# 2006 Altima 3.5 headers O2 sensor bypass.



## 98_shortbed (Jun 19, 2011)

Is there a way to bypass the four O2 sensors on the motor under the exh. manifolds?? I was wondering if it was worth it to install headers and were to find a good set? I just paid off my car and its got 55,000 on it so i figure I'll do some mods, i really want to get rid of the cats and stock manifolds, exhaust will be the first thing. thank you for the help.


----------



## arielvtpma (Feb 14, 2006)

It is not recommended to bypass o2 sensors. better get headers for vq35de engine.


----------



## smj999smj (Jan 1, 2006)

Front oxygen sensors are required for the ECM in determining how much fuel to inject. Rear sensors are only monitoring sensors used to judge the efficiency of the converters. Deleting the rear sensors and/or catalytic converters will cause the MIL to illuminate due to trouble codes being set.


----------



## 98_shortbed (Jun 19, 2011)

Ive herd that using spark plug defoulers on the bottom O2 sensors will work and keep the Service light off, does anyone agree, may go that way, thanks for the help.


----------



## rallyrob (Apr 14, 2011)

on cars that have multiple O2 sensors,Eg a "primary" o2 sensor is for the engine management to use."secondary" o2 sensors are to give feedback as to the function and status of the cat converter(s).

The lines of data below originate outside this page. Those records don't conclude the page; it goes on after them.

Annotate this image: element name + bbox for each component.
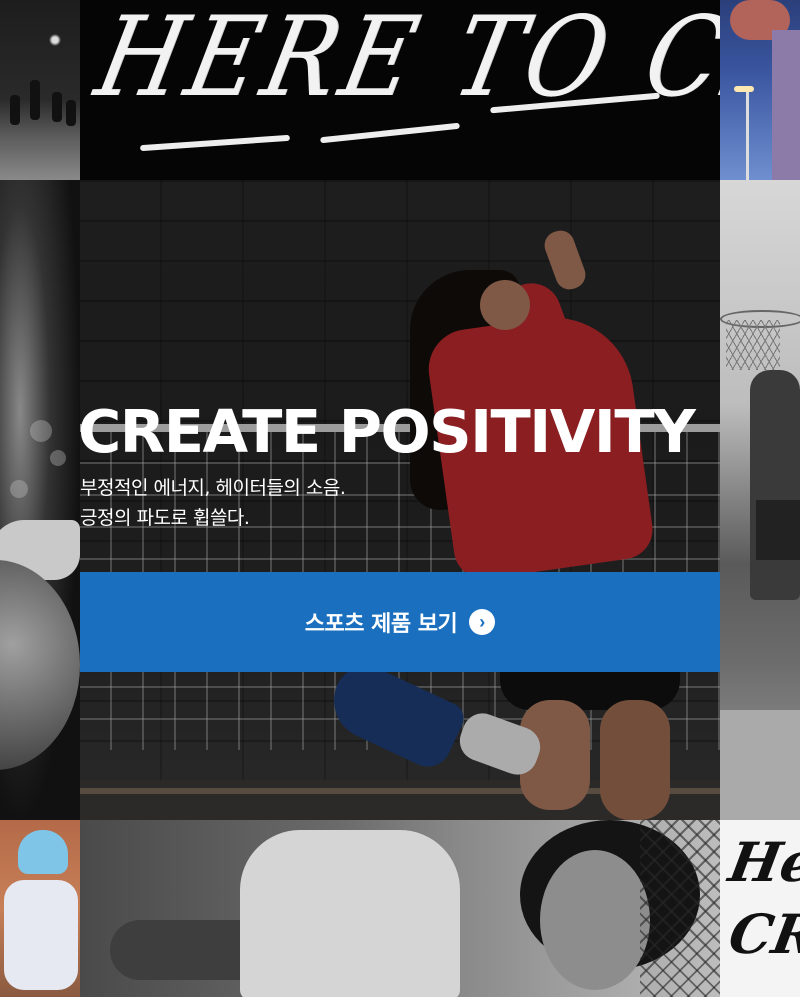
stadium-light — [734, 86, 754, 92]
smiling-face — [540, 850, 650, 990]
here-to-create-script: HERE TO CREATE — [86, 0, 720, 122]
light-pole — [746, 90, 749, 180]
bokeh-light — [50, 450, 66, 466]
chain-link-fence — [640, 820, 720, 997]
shorts-figure — [756, 500, 800, 560]
basketball-dunk-photo-tile — [720, 0, 800, 180]
basketball-icon — [0, 560, 80, 770]
player-figure — [30, 80, 40, 120]
football-photo-tile — [0, 0, 80, 180]
team-smile-photo-tile — [80, 820, 720, 997]
bokeh-light — [30, 420, 52, 442]
here-to-create-banner: HERE TO CREATE — [80, 0, 720, 180]
shirt-figure — [240, 830, 460, 997]
cta-label: 스포츠 제품 보기 — [304, 612, 458, 637]
shop-sports-products-button[interactable]: 스포츠 제품 보기 › — [80, 572, 720, 672]
logo-text-1: He — [724, 830, 800, 894]
athlete-figure — [750, 370, 800, 600]
player-figure — [772, 30, 800, 180]
chevron-right-circle-icon: › — [469, 609, 496, 635]
campaign-body-line-2: 긍정의 파도로 휩쓸다. — [80, 507, 250, 529]
court-floor — [720, 710, 800, 820]
bokeh-light — [10, 480, 28, 498]
campaign-body-line-1: 부정적인 에너지, 헤이터들의 소음. — [80, 477, 346, 499]
uniform-figure — [4, 880, 78, 990]
softball-slide-photo-tile — [0, 820, 80, 997]
logo-text-2: CR — [724, 902, 800, 966]
campaign-headline: CREATE POSITIVITY — [78, 397, 696, 466]
player-figure — [10, 95, 20, 125]
hoop-net — [726, 320, 780, 370]
player-figure — [52, 92, 62, 122]
player-figure — [66, 100, 76, 126]
hoop-dunk-photo-tile — [720, 180, 800, 820]
basketball-hand-photo-tile: all-cou — [0, 180, 80, 820]
here-to-create-logo-tile: He CR — [720, 820, 800, 997]
helmet-figure — [18, 830, 68, 874]
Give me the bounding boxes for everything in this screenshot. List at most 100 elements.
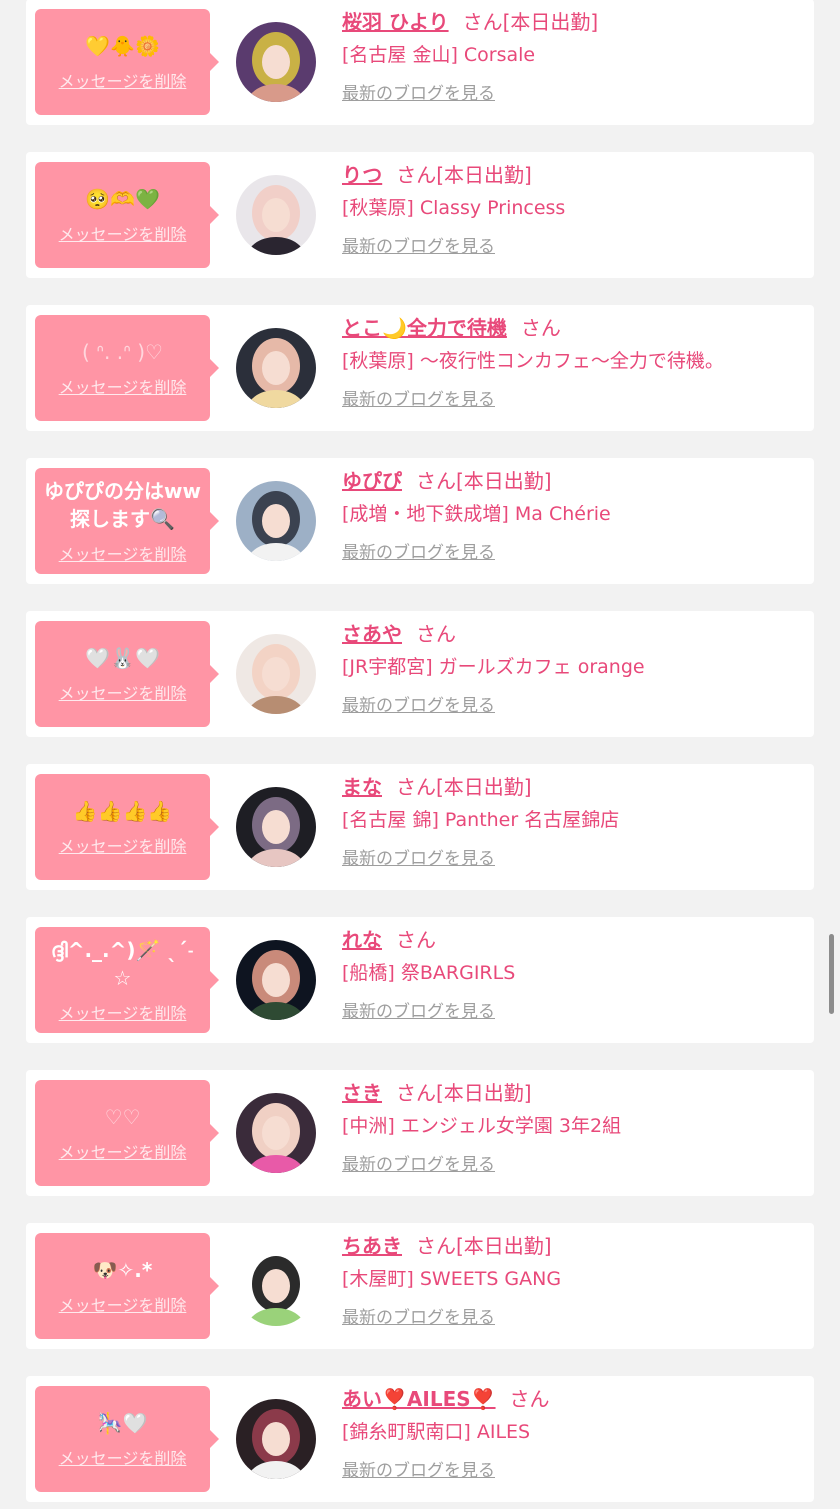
delete-message-link[interactable]: メッセージを削除: [59, 833, 187, 857]
girl-name-link[interactable]: ゆぴぴ: [342, 469, 402, 493]
message-bubble: 🥺🫶💚 メッセージを削除: [35, 162, 219, 268]
shop-name: [JR宇都宮] ガールズカフェ orange: [342, 656, 645, 678]
latest-blog-link[interactable]: 最新のブログを見る: [342, 232, 495, 257]
girl-avatar[interactable]: [236, 1246, 316, 1326]
girl-name-link[interactable]: 桜羽 ひより: [342, 10, 449, 34]
bubble-message-text: 🥺🫶💚: [85, 187, 160, 211]
girl-info: とこ🌙全力で待機 さん [秋葉原] 〜夜行性コンカフェ〜全力で待機。 最新のブログを見…: [342, 313, 804, 410]
girl-avatar[interactable]: [236, 175, 316, 255]
girl-name-line: りつ さん[本日出勤]: [342, 160, 804, 190]
delete-message-link[interactable]: メッセージを削除: [59, 68, 187, 92]
message-bubble: 🐶✧.* メッセージを削除: [35, 1233, 219, 1339]
latest-blog-link[interactable]: 最新のブログを見る: [342, 1303, 495, 1328]
shop-name: [錦糸町駅南口] AILES: [342, 1421, 531, 1443]
girl-avatar[interactable]: [236, 22, 316, 102]
favorite-girl-card: ( ᐢ. .ᐢ )♡ メッセージを削除 とこ🌙全力で待機 さん [秋葉原] 〜夜行性コン…: [26, 305, 814, 431]
attendance-status: [本日出勤]: [436, 1081, 532, 1105]
bubble-message-text: ♡♡: [104, 1105, 141, 1129]
delete-message-link[interactable]: メッセージを削除: [59, 374, 187, 398]
girl-name-link[interactable]: とこ🌙全力で待機: [342, 316, 507, 340]
honorific-label: さん: [396, 163, 437, 187]
latest-blog-link[interactable]: 最新のブログを見る: [342, 1456, 495, 1481]
girl-name-line: まな さん[本日出勤]: [342, 772, 804, 802]
favorite-girl-card: ദ്ദി^._.^)🪄 ˎˊ˗☆ メッセージを削除 れな さん [船橋] 祭BARGIR…: [26, 917, 814, 1043]
delete-message-link[interactable]: メッセージを削除: [59, 1445, 187, 1469]
favorite-girl-card: ♡♡ メッセージを削除 さき さん[本日出勤] [中洲] エンジェル女学園 3年2組 最新…: [26, 1070, 814, 1196]
girl-info: さあや さん [JR宇都宮] ガールズカフェ orange 最新のブログを見る: [342, 619, 804, 716]
latest-blog-link[interactable]: 最新のブログを見る: [342, 691, 495, 716]
latest-blog-link[interactable]: 最新のブログを見る: [342, 997, 495, 1022]
bubble-message-text: 👍👍👍👍: [72, 799, 173, 823]
message-bubble: 💛🐥🌼 メッセージを削除: [35, 9, 219, 115]
favorite-girl-card: 🎠🤍 メッセージを削除 あい❣️AILES❣️ さん [錦糸町駅南口] AILES 最新の…: [26, 1376, 814, 1502]
delete-message-link[interactable]: メッセージを削除: [59, 221, 187, 245]
shop-name: [秋葉原] 〜夜行性コンカフェ〜全力で待機。: [342, 350, 724, 372]
girl-info: まな さん[本日出勤] [名古屋 錦] Panther 名古屋錦店 最新のブログを見る: [342, 772, 804, 869]
shop-name: [成増・地下鉄成増] Ma Chérie: [342, 503, 611, 525]
girl-name-link[interactable]: れな: [342, 928, 382, 952]
shop-name: [中洲] エンジェル女学園 3年2組: [342, 1115, 622, 1137]
delete-message-link[interactable]: メッセージを削除: [59, 541, 187, 565]
shop-name: [名古屋 錦] Panther 名古屋錦店: [342, 809, 620, 831]
favorite-girl-card: 💛🐥🌼 メッセージを削除 桜羽 ひより さん[本日出勤] [名古屋 金山] Corsal…: [26, 0, 814, 125]
girl-name-line: 桜羽 ひより さん[本日出勤]: [342, 7, 804, 37]
girl-name-link[interactable]: さき: [342, 1081, 382, 1105]
message-bubble: 🤍🐰🤍 メッセージを削除: [35, 621, 219, 727]
girl-name-link[interactable]: まな: [342, 775, 382, 799]
shop-name: [秋葉原] Classy Princess: [342, 197, 566, 219]
honorific-label: さん: [509, 1387, 550, 1411]
bubble-message-text: ( ᐢ. .ᐢ )♡: [82, 340, 163, 364]
honorific-label: さん: [520, 316, 561, 340]
attendance-status: [本日出勤]: [436, 163, 532, 187]
latest-blog-link[interactable]: 最新のブログを見る: [342, 385, 495, 410]
latest-blog-link[interactable]: 最新のブログを見る: [342, 1150, 495, 1175]
girl-info: 桜羽 ひより さん[本日出勤] [名古屋 金山] Corsale 最新のブログを見る: [342, 7, 804, 104]
girl-avatar[interactable]: [236, 634, 316, 714]
honorific-label: さん: [416, 1234, 456, 1258]
girl-info: ゆぴぴ さん[本日出勤] [成増・地下鉄成増] Ma Chérie 最新のブログを見る: [342, 466, 804, 563]
girl-info: ちあき さん[本日出勤] [木屋町] SWEETS GANG 最新のブログを見る: [342, 1231, 804, 1328]
girl-name-line: れな さん: [342, 925, 804, 955]
message-bubble: ദ്ദി^._.^)🪄 ˎˊ˗☆ メッセージを削除: [35, 927, 219, 1033]
bubble-message-text: ゆぴぴの分はww探します🔍: [44, 479, 201, 531]
delete-message-link[interactable]: メッセージを削除: [59, 1139, 187, 1163]
shop-name: [木屋町] SWEETS GANG: [342, 1268, 562, 1290]
honorific-label: さん: [396, 1081, 436, 1105]
girl-name-line: あい❣️AILES❣️ さん: [342, 1384, 804, 1414]
girl-avatar[interactable]: [236, 1399, 316, 1479]
attendance-status: [本日出勤]: [456, 469, 552, 493]
honorific-label: さん: [462, 10, 503, 34]
favorite-girl-card: ゆぴぴの分はww探します🔍 メッセージを削除 ゆぴぴ さん[本日出勤] [成増・地下鉄成…: [26, 458, 814, 584]
bubble-message-text: 🎠🤍: [97, 1411, 148, 1435]
girl-info: れな さん [船橋] 祭BARGIRLS 最新のブログを見る: [342, 925, 804, 1022]
girl-info: あい❣️AILES❣️ さん [錦糸町駅南口] AILES 最新のブログを見る: [342, 1384, 804, 1481]
scrollbar[interactable]: [829, 934, 834, 1014]
attendance-status: [本日出勤]: [502, 10, 599, 34]
favorite-girl-card: 👍👍👍👍 メッセージを削除 まな さん[本日出勤] [名古屋 錦] Panther 名古…: [26, 764, 814, 890]
favorite-girl-card: 🤍🐰🤍 メッセージを削除 さあや さん [JR宇都宮] ガールズカフェ orange 最新…: [26, 611, 814, 737]
delete-message-link[interactable]: メッセージを削除: [59, 1292, 187, 1316]
honorific-label: さん: [396, 775, 436, 799]
delete-message-link[interactable]: メッセージを削除: [59, 680, 187, 704]
message-bubble: ( ᐢ. .ᐢ )♡ メッセージを削除: [35, 315, 219, 421]
bubble-message-text: 🐶✧.*: [92, 1258, 153, 1282]
honorific-label: さん: [416, 622, 456, 646]
delete-message-link[interactable]: メッセージを削除: [59, 1000, 187, 1024]
girl-avatar[interactable]: [236, 481, 316, 561]
latest-blog-link[interactable]: 最新のブログを見る: [342, 79, 495, 104]
girl-name-link[interactable]: りつ: [342, 163, 382, 187]
girl-name-line: さあや さん: [342, 619, 804, 649]
girl-avatar[interactable]: [236, 940, 316, 1020]
girl-name-link[interactable]: さあや: [342, 622, 402, 646]
girl-avatar[interactable]: [236, 787, 316, 867]
latest-blog-link[interactable]: 最新のブログを見る: [342, 538, 495, 563]
girl-avatar[interactable]: [236, 328, 316, 408]
girl-info: さき さん[本日出勤] [中洲] エンジェル女学園 3年2組 最新のブログを見る: [342, 1078, 804, 1175]
bubble-message-text: 💛🐥🌼: [85, 34, 160, 58]
message-bubble: ♡♡ メッセージを削除: [35, 1080, 219, 1186]
girl-name-link[interactable]: あい❣️AILES❣️: [342, 1387, 496, 1411]
girl-name-link[interactable]: ちあき: [342, 1234, 402, 1258]
girl-avatar[interactable]: [236, 1093, 316, 1173]
attendance-status: [本日出勤]: [436, 775, 532, 799]
latest-blog-link[interactable]: 最新のブログを見る: [342, 844, 495, 869]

the secondary sensors are just looking for a reduction in oxygen between the cat.So "allegedly" if the secondary sensors are placed out of direct airflow,the computer will think everything is just fine with the cat(s) even if they may not actually exist.

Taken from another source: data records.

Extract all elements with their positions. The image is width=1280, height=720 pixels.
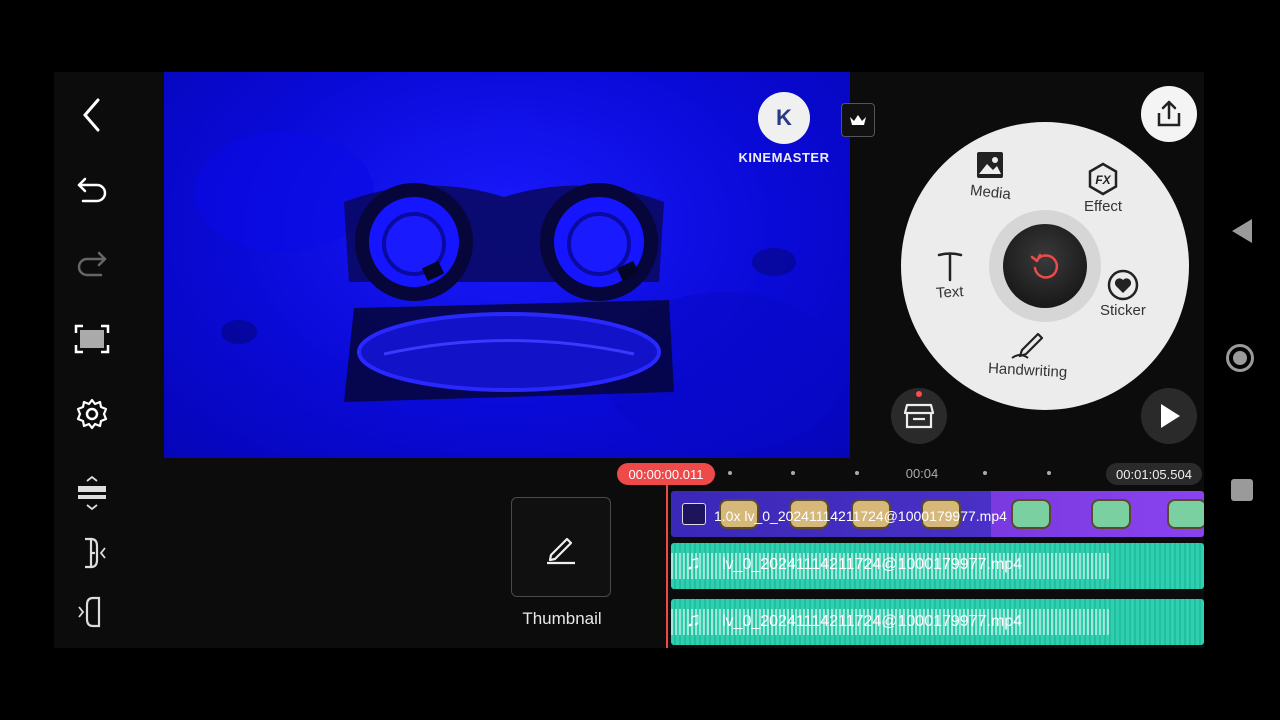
trim-right-icon: [78, 596, 101, 628]
pen-icon: [1011, 332, 1043, 359]
watermark-text: KINEMASTER: [738, 150, 830, 165]
playhead[interactable]: [666, 485, 668, 648]
export-button[interactable]: [1141, 86, 1197, 142]
total-duration-badge: 00:01:05.504: [1106, 463, 1202, 485]
system-back-button[interactable]: [1230, 218, 1254, 249]
current-time-badge: 00:00:00.011: [617, 463, 715, 485]
undo-button[interactable]: [70, 168, 114, 212]
trim-left-icon: [85, 537, 106, 569]
image-icon: [977, 152, 1004, 178]
trim-start-button[interactable]: [72, 535, 112, 571]
expand-tracks-icon: [78, 475, 106, 511]
clip-frame: [1011, 499, 1051, 529]
system-recents-button[interactable]: [1231, 479, 1253, 501]
music-note-icon: ♫: [686, 609, 701, 631]
wheel-item-handwriting[interactable]: Handwriting: [987, 328, 1068, 382]
play-button[interactable]: [1141, 388, 1197, 444]
logo-letter: K: [776, 105, 792, 130]
clip-frame: [1167, 499, 1204, 529]
audio-clip-label: lv_0_20241114211724@1000179977.mp4: [722, 556, 1023, 573]
film-icon: [682, 503, 706, 525]
video-preview[interactable]: [164, 72, 850, 458]
music-note-icon: ♫: [686, 552, 701, 574]
wheel-label-effect: Effect: [1084, 198, 1123, 215]
ruler-tick: [1047, 471, 1051, 475]
fullscreen-button[interactable]: [70, 317, 114, 361]
rotate-icon: [1030, 253, 1059, 279]
wheel-label-sticker: Sticker: [1100, 302, 1146, 319]
ruler-tick: [855, 471, 859, 475]
wheel-item-effect[interactable]: FX Effect: [1084, 162, 1122, 215]
system-home-button[interactable]: [1226, 344, 1254, 372]
wheel-item-text[interactable]: Text: [935, 250, 965, 302]
undo-icon: [77, 177, 107, 203]
thumbnail-label: Thumbnail: [522, 609, 602, 628]
wheel-item-media[interactable]: Media: [969, 150, 1012, 204]
notification-dot: [916, 391, 922, 397]
play-icon: [1161, 404, 1180, 428]
ruler-tick: [983, 471, 987, 475]
share-icon: [1157, 100, 1181, 127]
premium-button[interactable]: [841, 103, 875, 137]
fullscreen-icon: [74, 324, 110, 354]
text-icon: [937, 252, 963, 282]
redo-icon: [77, 251, 107, 277]
audio-clip-label: lv_0_20241114211724@1000179977.mp4: [722, 613, 1023, 630]
video-clip-label: 1.0x lv_0_20241114211724@1000179977.mp4: [714, 508, 1007, 524]
gear-icon: [76, 398, 108, 430]
kinemaster-logo: K: [758, 92, 810, 144]
wheel-item-sticker[interactable]: Sticker: [1100, 268, 1146, 319]
store-icon: [903, 403, 935, 429]
preview-frame-image: [194, 132, 844, 452]
ruler-tick: [728, 471, 732, 475]
wheel-label-media: Media: [969, 181, 1012, 204]
sticker-icon: [1107, 269, 1139, 301]
ruler-time-label: 00:04: [905, 466, 939, 481]
clip-frame: [1091, 499, 1131, 529]
settings-button[interactable]: [70, 392, 114, 436]
edit-pencil-icon: [547, 537, 575, 565]
wheel-label-text: Text: [935, 283, 965, 302]
fx-icon: FX: [1088, 162, 1118, 196]
redo-button[interactable]: [70, 242, 114, 286]
triangle-back-icon: [1232, 219, 1252, 243]
thumbnail-button[interactable]: [511, 497, 611, 597]
ruler-tick: [791, 471, 795, 475]
trim-end-button[interactable]: [72, 594, 112, 630]
back-button[interactable]: [70, 93, 114, 137]
crown-icon: [850, 115, 866, 125]
chevron-left-icon: [83, 98, 100, 132]
record-button[interactable]: [1003, 224, 1087, 308]
home-dot-icon: [1233, 351, 1247, 365]
track-height-button[interactable]: [72, 475, 112, 511]
svg-text:FX: FX: [1095, 173, 1111, 187]
wheel-label-handwriting: Handwriting: [987, 359, 1068, 382]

I've had good luck welding in a straight pipe and mounting the O2 sensor in a pipe about 3-4" long either at 90* to the exhaust flow or pointing along the direction of flow.When I say pointing along the direction of flow-the wires for the O2 sensor are angled toward the engine.Just so the sensor head doesn't have exhaust being forced at it.

kinda like this:

_____\ \_____
>>>>>>>>>>
--------------


disclaimer:
*this modification was done on RACE only vehicles.I am in no way sponsoring or endorsing this action in any way shape or form on a road legal vehicle.I am not liable if someone applies this information to a road legal vehicle or any vehicle for that matter.*


----------